One of the Reasons I’m Upset With Blagojevich

This morning Glenn Reynolds points to an article at WBBM Radio’s web site:

The State of Illinois has the most underfunded public pension plans in the nation, with a funding gap that is now approaching $50 billion. The low balances in the state’s pension accounts have been made worse by the stock market crash, which has also hit Chicago’s and Cook County’s employee pension plans.

It’s a the dire situation for the retirement plans of state workers ranging from police to judges to university professors to members of the Illinois General Assembly. All are counting on state pensions, but may wake up to a brutal reality.

A financial war is brewing — and it’s likely to pit these public employees against Illinois taxpayers who are responsible for paying those generous pension promises.

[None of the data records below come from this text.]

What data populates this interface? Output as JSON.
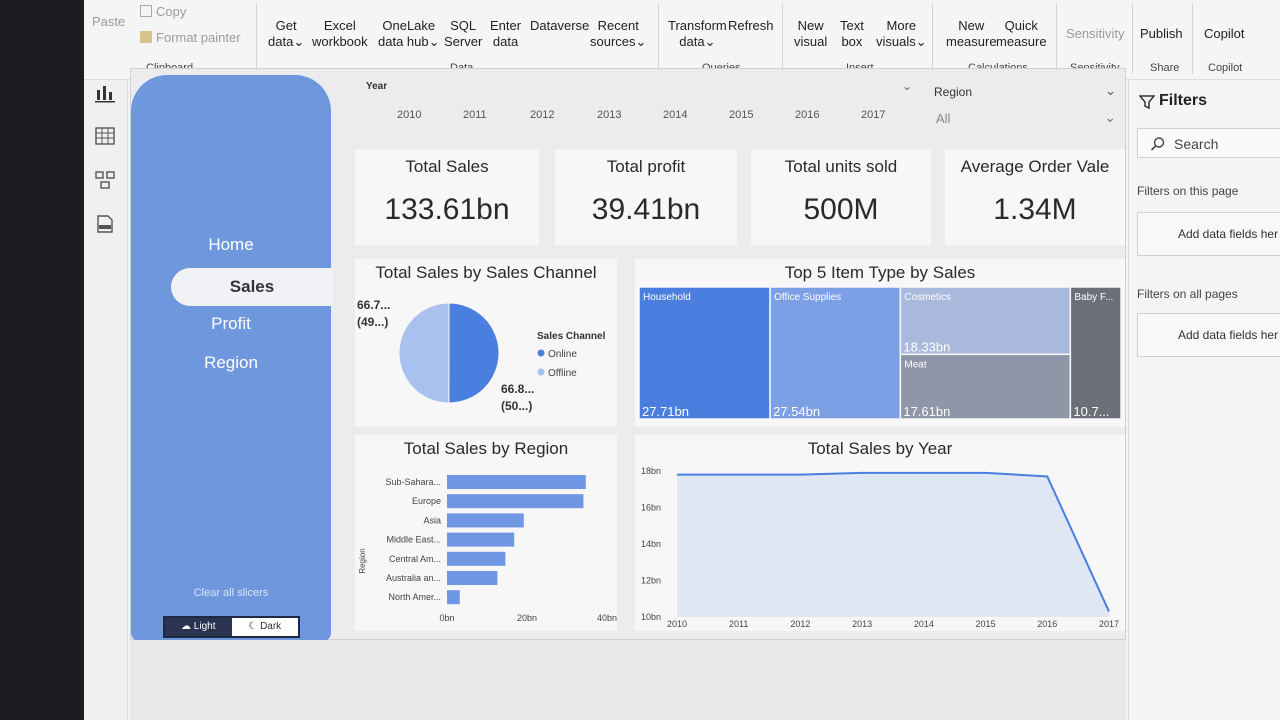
{
  "ribbon": {
    "clipboard": {
      "paste": "Paste",
      "copy": "Copy",
      "format_painter": "Format painter",
      "label": "Clipboard"
    },
    "data": {
      "get_data": [
        "Get",
        "data"
      ],
      "excel": [
        "Excel",
        "workbook"
      ],
      "onelake": [
        "OneLake",
        "data hub"
      ],
      "sql": [
        "SQL",
        "Server"
      ],
      "enter": [
        "Enter",
        "data"
      ],
      "dataverse": [
        "Dataverse"
      ],
      "recent": [
        "Recent",
        "sources"
      ],
      "label": "Data"
    },
    "queries": {
      "transform": [
        "Transform",
        "data"
      ],
      "refresh": "Refresh",
      "label": "Queries"
    },
    "insert": {
      "new_visual": [
        "New",
        "visual"
      ],
      "text_box": [
        "Text",
        "box"
      ],
      "more_visuals": [
        "More",
        "visuals"
      ],
      "label": "Insert"
    },
    "calculations": {
      "new_measure": [
        "New",
        "measure"
      ],
      "quick_measure": [
        "Quick",
        "measure"
      ],
      "label": "Calculations"
    },
    "sensitivity": {
      "btn": "Sensitivity",
      "label": "Sensitivity"
    },
    "share": {
      "publish": "Publish",
      "label": "Share"
    },
    "copilot": {
      "btn": "Copilot",
      "label": "Copilot"
    }
  },
  "nav": {
    "home": "Home",
    "sales": "Sales",
    "profit": "Profit",
    "region": "Region",
    "clear": "Clear all slicers",
    "light": "Light",
    "dark": "Dark"
  },
  "year_slicer": {
    "label": "Year",
    "years": [
      "2010",
      "2011",
      "2012",
      "2013",
      "2014",
      "2015",
      "2016",
      "2017"
    ]
  },
  "region_slicer": {
    "label": "Region",
    "value": "All"
  },
  "cards": [
    {
      "title": "Total Sales",
      "value": "133.61bn"
    },
    {
      "title": "Total profit",
      "value": "39.41bn"
    },
    {
      "title": "Total units sold",
      "value": "500M"
    },
    {
      "title": "Average Order Vale",
      "value": "1.34M"
    }
  ],
  "filters": {
    "title": "Filters",
    "search": "Search",
    "on_page": "Filters on this page",
    "on_all": "Filters on all pages",
    "add_fields": "Add data fields her"
  },
  "chart_data": [
    {
      "type": "pie",
      "title": "Total Sales by Sales Channel",
      "legend_title": "Sales Channel",
      "legend_position": "right",
      "categories": [
        "Online",
        "Offline"
      ],
      "values": [
        66.8,
        66.7
      ],
      "data_labels": [
        [
          "66.8...",
          "(50...)"
        ],
        [
          "66.7...",
          "(49...)"
        ]
      ],
      "colors": [
        "#4a7fe0",
        "#a9c1ee"
      ]
    },
    {
      "type": "treemap",
      "title": "Top 5 Item Type by Sales",
      "categories": [
        "Household",
        "Office Supplies",
        "Cosmetics",
        "Meat",
        "Baby F..."
      ],
      "values": [
        27.71,
        27.54,
        18.33,
        17.61,
        10.7
      ],
      "data_labels": [
        "27.71bn",
        "27.54bn",
        "18.33bn",
        "17.61bn",
        "10.7..."
      ],
      "colors": [
        "#4a7fe0",
        "#7c9fe6",
        "#a9b9de",
        "#8f96a8",
        "#6b6f78"
      ]
    },
    {
      "type": "bar",
      "orientation": "horizontal",
      "title": "Total Sales by Region",
      "ylabel": "Region",
      "categories": [
        "Sub-Sahara...",
        "Europe",
        "Asia",
        "Middle East...",
        "Central Am...",
        "Australia an...",
        "North Amer..."
      ],
      "values": [
        34.7,
        34.1,
        19.2,
        16.8,
        14.6,
        12.6,
        3.2
      ],
      "xticks": [
        "0bn",
        "20bn",
        "40bn"
      ],
      "xlim": [
        0,
        40
      ],
      "color": "#6f97e4"
    },
    {
      "type": "area",
      "title": "Total Sales by Year",
      "x": [
        "2010",
        "2011",
        "2012",
        "2013",
        "2014",
        "2015",
        "2016",
        "2017"
      ],
      "values": [
        17.8,
        17.8,
        17.8,
        17.9,
        17.9,
        17.9,
        17.7,
        10.3
      ],
      "yticks": [
        "10bn",
        "12bn",
        "14bn",
        "16bn",
        "18bn"
      ],
      "ylim": [
        10,
        18
      ],
      "color": "#4a7fe0"
    }
  ]
}
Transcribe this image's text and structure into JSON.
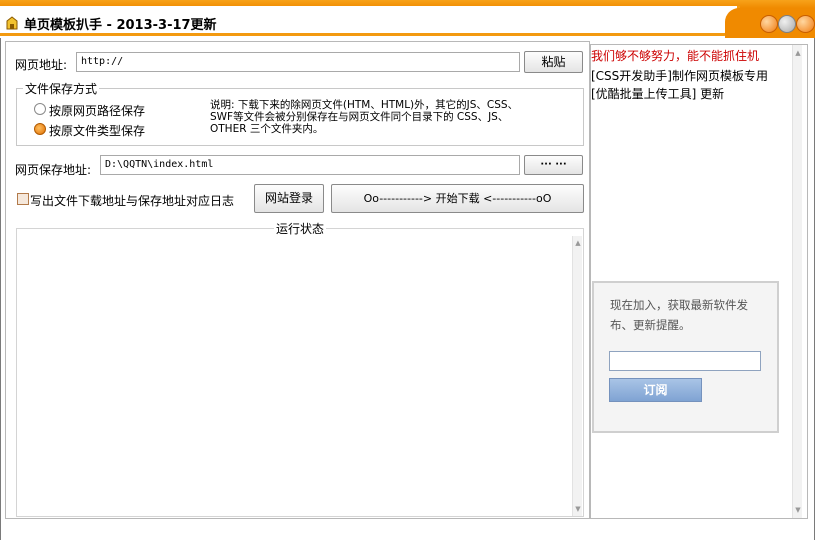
{
  "window": {
    "title": "单页模板扒手 - 2013-3-17更新"
  },
  "url_row": {
    "label": "网页地址:",
    "value": "http://",
    "paste_button": "粘贴"
  },
  "save_mode": {
    "legend": "文件保存方式",
    "options": [
      {
        "label": "按原网页路径保存",
        "checked": false
      },
      {
        "label": "按原文件类型保存",
        "checked": true
      }
    ],
    "note_lines": [
      "说明: 下载下来的除网页文件(HTM、HTML)外，其它的JS、CSS、",
      "SWF等文件会被分别保存在与网页文件同个目录下的 CSS、JS、",
      "OTHER 三个文件夹内。"
    ]
  },
  "save_path": {
    "label": "网页保存地址:",
    "value": "D:\\QQTN\\index.html",
    "browse_button": "··· ···"
  },
  "log_checkbox": {
    "label": "写出文件下载地址与保存地址对应日志",
    "checked": false
  },
  "login_button": "网站登录",
  "download_button": "Oo-----------> 开始下载 <-----------oO",
  "status": {
    "legend": "运行状态"
  },
  "sidebar": {
    "links": [
      {
        "text": "我们够不够努力，能不能抓住机",
        "color": "#cc0000"
      },
      {
        "text": "[CSS开发助手]制作网页模板专用",
        "color": "#000000"
      },
      {
        "text": "[优酷批量上传工具] 更新",
        "color": "#000000"
      }
    ],
    "subscribe": {
      "text": "现在加入，获取最新软件发布、更新提醒。",
      "input_value": "",
      "button": "订阅"
    }
  },
  "colors": {
    "accent_orange": "#f08a00",
    "subscribe_blue": "#7fa3d3",
    "alert_red": "#cc0000"
  }
}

There simply isn’t enough money in all these retirement plans to send out the promised checks. If you think Bernie Madoff had a Ponzi scheme going, wait until the wave of boomer retirement hits the reality of pension underfunding.

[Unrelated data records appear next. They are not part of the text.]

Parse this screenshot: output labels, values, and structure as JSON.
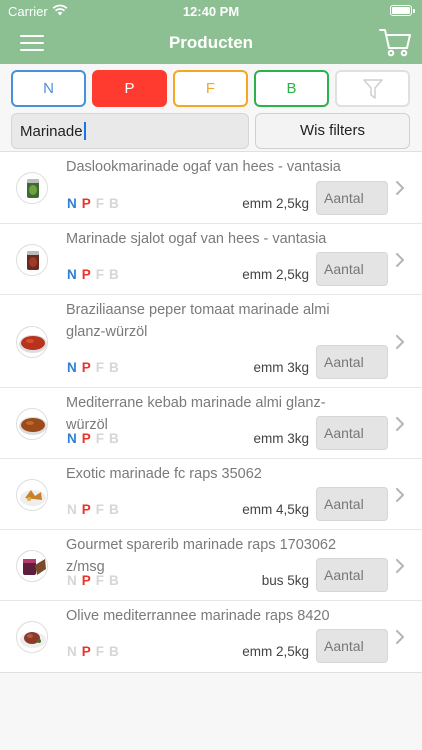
{
  "status": {
    "carrier": "Carrier",
    "time": "12:40 PM"
  },
  "header": {
    "title": "Producten"
  },
  "filters": {
    "n_label": "N",
    "p_label": "P",
    "f_label": "F",
    "b_label": "B",
    "search_value": "Marinade",
    "clear_label": "Wis filters"
  },
  "colors": {
    "accent": "#8cbf92",
    "n": "#4a90d9",
    "p": "#ff3b30",
    "f": "#f5a623",
    "b": "#2bb34b"
  },
  "products": [
    {
      "name": "Daslookmarinade ogaf van hees - vantasia",
      "n": "N",
      "p": "P",
      "f": "F",
      "b": "B",
      "n_on": true,
      "p_on": true,
      "unit": "emm 2,5kg",
      "qty_placeholder": "Aantal",
      "thumb": "jar-green"
    },
    {
      "name": "Marinade sjalot ogaf van hees - vantasia",
      "n": "N",
      "p": "P",
      "f": "F",
      "b": "B",
      "n_on": true,
      "p_on": true,
      "unit": "emm 2,5kg",
      "qty_placeholder": "Aantal",
      "thumb": "jar-red"
    },
    {
      "name": "Braziliaanse peper tomaat marinade almi glanz-würzöl",
      "n": "N",
      "p": "P",
      "f": "F",
      "b": "B",
      "n_on": true,
      "p_on": true,
      "unit": "emm 3kg",
      "qty_placeholder": "Aantal",
      "thumb": "bowl-red"
    },
    {
      "name": "Mediterrane kebab marinade almi glanz-würzöl",
      "n": "N",
      "p": "P",
      "f": "F",
      "b": "B",
      "n_on": true,
      "p_on": true,
      "unit": "emm 3kg",
      "qty_placeholder": "Aantal",
      "thumb": "bowl-brown"
    },
    {
      "name": "Exotic marinade fc raps 35062",
      "n": "N",
      "p": "P",
      "f": "F",
      "b": "B",
      "n_on": false,
      "p_on": true,
      "unit": "emm 4,5kg",
      "qty_placeholder": "Aantal",
      "thumb": "plate-food"
    },
    {
      "name": "Gourmet sparerib marinade raps 1703062 z/msg",
      "n": "N",
      "p": "P",
      "f": "F",
      "b": "B",
      "n_on": false,
      "p_on": true,
      "unit": "bus 5kg",
      "qty_placeholder": "Aantal",
      "thumb": "ribs"
    },
    {
      "name": "Olive mediterrannee marinade raps 8420",
      "n": "N",
      "p": "P",
      "f": "F",
      "b": "B",
      "n_on": false,
      "p_on": true,
      "unit": "emm 2,5kg",
      "qty_placeholder": "Aantal",
      "thumb": "plate-meat"
    }
  ]
}
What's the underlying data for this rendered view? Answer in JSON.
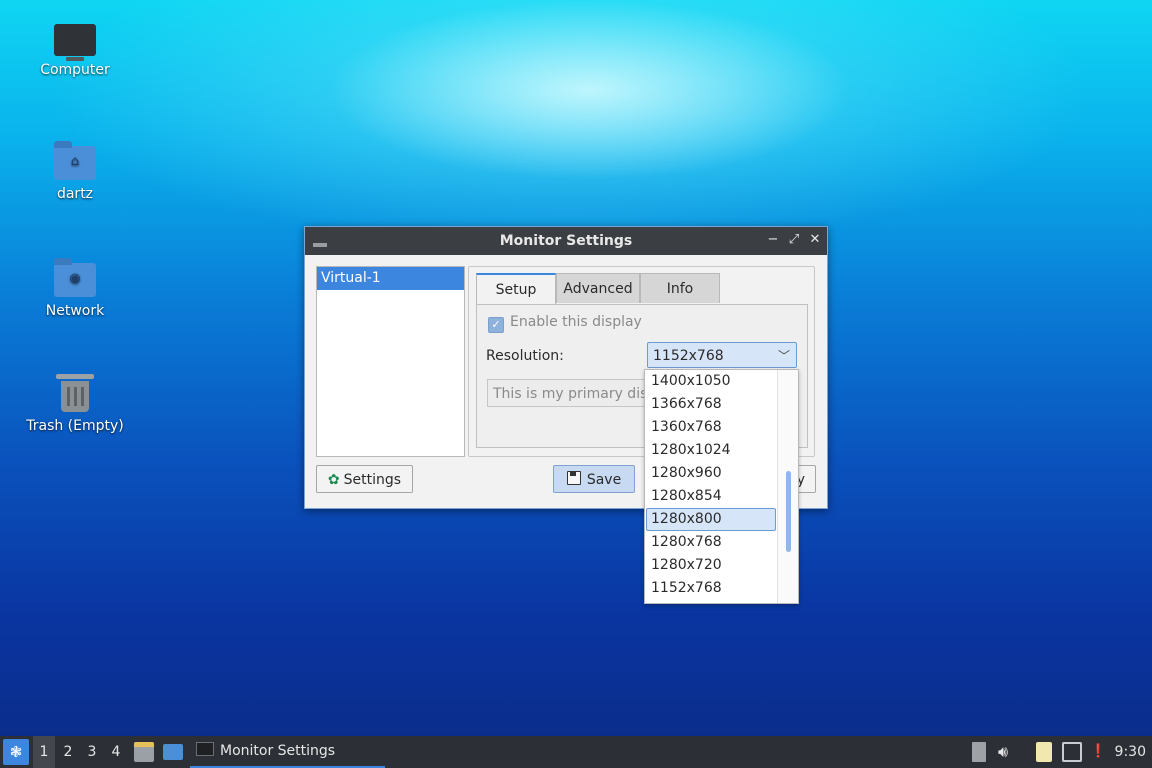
{
  "desktop": {
    "icons": [
      {
        "label": "Computer",
        "icon": "computer-icon"
      },
      {
        "label": "dartz",
        "icon": "home-folder-icon"
      },
      {
        "label": "Network",
        "icon": "network-folder-icon"
      },
      {
        "label": "Trash (Empty)",
        "icon": "trash-icon"
      }
    ]
  },
  "window": {
    "title": "Monitor Settings",
    "controls": {
      "minimize": "−",
      "restore": "⤢",
      "close": "✕"
    },
    "monitors": [
      "Virtual-1"
    ],
    "tabs": [
      "Setup",
      "Advanced",
      "Info"
    ],
    "active_tab": "Setup",
    "setup": {
      "enable_label": "Enable this display",
      "enable_checked": true,
      "resolution_label": "Resolution:",
      "resolution_value": "1152x768",
      "primary_text": "This is my primary display"
    },
    "buttons": {
      "settings": "Settings",
      "save": "Save",
      "apply_partial": "y"
    }
  },
  "resolution_dropdown": {
    "options": [
      "1400x1050",
      "1366x768",
      "1360x768",
      "1280x1024",
      "1280x960",
      "1280x854",
      "1280x800",
      "1280x768",
      "1280x720",
      "1152x768"
    ],
    "highlighted": "1280x800"
  },
  "taskbar": {
    "workspaces": [
      "1",
      "2",
      "3",
      "4"
    ],
    "active_workspace": "1",
    "task_title": "Monitor Settings",
    "clock": "9:30"
  },
  "colors": {
    "accent": "#3d86e0",
    "titlebar": "#3b3f44",
    "taskbar": "#2c3036"
  }
}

The article understates the problem here if anything. Illinois’s problems with public pensions are particularly troublesome due to Article XIII, Section 5 of the Illinois Constitution:

Membership in any pension or retirement system of theState, any unit of local government or school district, or any agency or instrumentality thereof, shall be an enforceable contractual relationship, the benefits of which shall not be diminished or impaired.

IIRC that’s been fully litigated, understandable since the provision applies to the pensions of judges and attorneys employed by the state and units of local government. I interpret it to mean that, barring constitutional amendment, the Illinois legislature doesn’t have the power to reduce public pensions in the state and a state court has the power to order that pensions be paid, taxes levied to pay them, etc. under its equity powers.

When Gov. Blagojevich decided to fund projects of his own (some of which are included as examples of abuse in the articles of impeachment) rather than paying in to the state pension fund, it was the last straw for me. It was so obviously foolish and short-sighted. In Illinois fiscal sanity requires funding public pensions first. If you can’t afford to do that, you can’t afford to do anything new.